Suppose Sally is Socratically perfect and consider:
- Sally doesn’t know the proposition expressed by (1).
If Sally knows the proposition expressed by (1), then (1) is true, and so Sally doesn’t know the proposition expressed by (1). Contradiction!
If Sally doesn’t know the proposition expressed by (1), then she knows that she doesn’t know it. But that she doesn’t know the proposition expressed by (1) just is the proposition expressed by (1). So Sally doesn’t know the proposition expressed by (1). So Sally knows the proposition expressed by (1). Contradiction!
So it seems it is impossible to have a Socratically perfect agent.
(Technical note: A careful reader will notice that I never used closure of Sally’s knowledge. That’s because (1) involves dubious self-reference, and to handle that rigorously, one needs to use Goedel’s diagonal lemma, and once one does that, the modified argument will use closure.)

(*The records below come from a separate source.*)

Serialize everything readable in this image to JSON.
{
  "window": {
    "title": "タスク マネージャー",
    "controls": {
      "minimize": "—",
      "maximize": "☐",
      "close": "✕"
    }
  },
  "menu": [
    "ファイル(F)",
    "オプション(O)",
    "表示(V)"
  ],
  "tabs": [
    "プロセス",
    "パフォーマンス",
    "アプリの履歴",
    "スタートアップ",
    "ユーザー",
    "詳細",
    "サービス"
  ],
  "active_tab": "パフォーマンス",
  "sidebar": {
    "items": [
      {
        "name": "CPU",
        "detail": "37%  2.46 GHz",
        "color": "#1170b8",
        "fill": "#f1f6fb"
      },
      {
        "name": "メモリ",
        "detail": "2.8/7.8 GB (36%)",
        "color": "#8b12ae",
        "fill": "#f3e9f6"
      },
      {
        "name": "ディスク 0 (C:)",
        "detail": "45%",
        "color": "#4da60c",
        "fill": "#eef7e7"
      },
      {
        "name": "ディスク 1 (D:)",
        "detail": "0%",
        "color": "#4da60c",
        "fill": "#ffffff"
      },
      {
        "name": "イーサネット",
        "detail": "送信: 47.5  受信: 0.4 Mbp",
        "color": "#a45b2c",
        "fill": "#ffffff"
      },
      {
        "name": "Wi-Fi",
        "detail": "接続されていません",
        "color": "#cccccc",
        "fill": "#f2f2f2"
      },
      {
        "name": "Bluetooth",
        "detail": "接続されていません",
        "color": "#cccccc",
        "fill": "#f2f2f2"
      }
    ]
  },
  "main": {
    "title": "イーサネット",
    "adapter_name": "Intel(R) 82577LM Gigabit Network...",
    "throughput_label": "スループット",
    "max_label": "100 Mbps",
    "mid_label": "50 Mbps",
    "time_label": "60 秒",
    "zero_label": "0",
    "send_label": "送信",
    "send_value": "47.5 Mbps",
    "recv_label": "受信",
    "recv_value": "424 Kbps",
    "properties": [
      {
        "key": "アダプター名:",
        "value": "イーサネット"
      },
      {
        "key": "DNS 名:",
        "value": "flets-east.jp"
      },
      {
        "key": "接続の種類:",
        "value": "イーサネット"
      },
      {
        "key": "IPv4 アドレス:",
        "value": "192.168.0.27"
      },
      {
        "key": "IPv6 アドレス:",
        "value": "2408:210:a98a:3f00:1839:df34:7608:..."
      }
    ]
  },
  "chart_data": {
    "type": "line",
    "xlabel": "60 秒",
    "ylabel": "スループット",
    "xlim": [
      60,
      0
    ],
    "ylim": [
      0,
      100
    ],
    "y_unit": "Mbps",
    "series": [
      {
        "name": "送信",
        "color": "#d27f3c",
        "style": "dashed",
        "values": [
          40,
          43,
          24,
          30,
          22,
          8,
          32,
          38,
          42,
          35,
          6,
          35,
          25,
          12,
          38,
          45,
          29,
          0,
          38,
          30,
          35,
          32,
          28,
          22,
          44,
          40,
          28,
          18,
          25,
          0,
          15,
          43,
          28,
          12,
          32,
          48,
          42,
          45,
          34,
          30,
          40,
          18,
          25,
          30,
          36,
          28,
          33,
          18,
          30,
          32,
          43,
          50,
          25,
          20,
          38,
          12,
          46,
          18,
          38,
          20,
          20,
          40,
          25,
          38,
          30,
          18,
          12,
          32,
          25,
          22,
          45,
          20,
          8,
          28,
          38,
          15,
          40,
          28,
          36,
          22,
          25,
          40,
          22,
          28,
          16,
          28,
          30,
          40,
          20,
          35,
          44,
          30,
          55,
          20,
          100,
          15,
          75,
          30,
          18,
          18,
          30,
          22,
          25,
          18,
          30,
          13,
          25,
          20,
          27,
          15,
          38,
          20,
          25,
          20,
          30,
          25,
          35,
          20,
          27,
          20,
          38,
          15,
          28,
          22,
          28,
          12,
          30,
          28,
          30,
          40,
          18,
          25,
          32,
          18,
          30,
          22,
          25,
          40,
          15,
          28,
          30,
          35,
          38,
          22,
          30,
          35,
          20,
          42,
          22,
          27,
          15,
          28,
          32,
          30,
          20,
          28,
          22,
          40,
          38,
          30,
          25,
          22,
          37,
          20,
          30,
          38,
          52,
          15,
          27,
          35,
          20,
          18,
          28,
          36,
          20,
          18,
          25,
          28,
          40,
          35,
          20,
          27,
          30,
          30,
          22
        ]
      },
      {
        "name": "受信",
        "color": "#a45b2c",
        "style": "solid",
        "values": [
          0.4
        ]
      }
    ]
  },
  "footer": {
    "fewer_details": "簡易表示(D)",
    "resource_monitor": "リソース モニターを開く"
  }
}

But what about God? After all, God is Socratically perfect, since he knows all truths. Well, in the case of God, knowledge is equivalent to truth, so (1)-type sentences just are liar sentences, and so the problem above just is the liar paradox. Alternately, maybe the above argument works for discursive knowledge, while God’s knowledge is non-discursive.
1 comment:
I've been told Williamson has talked about the impossibility of the ideal.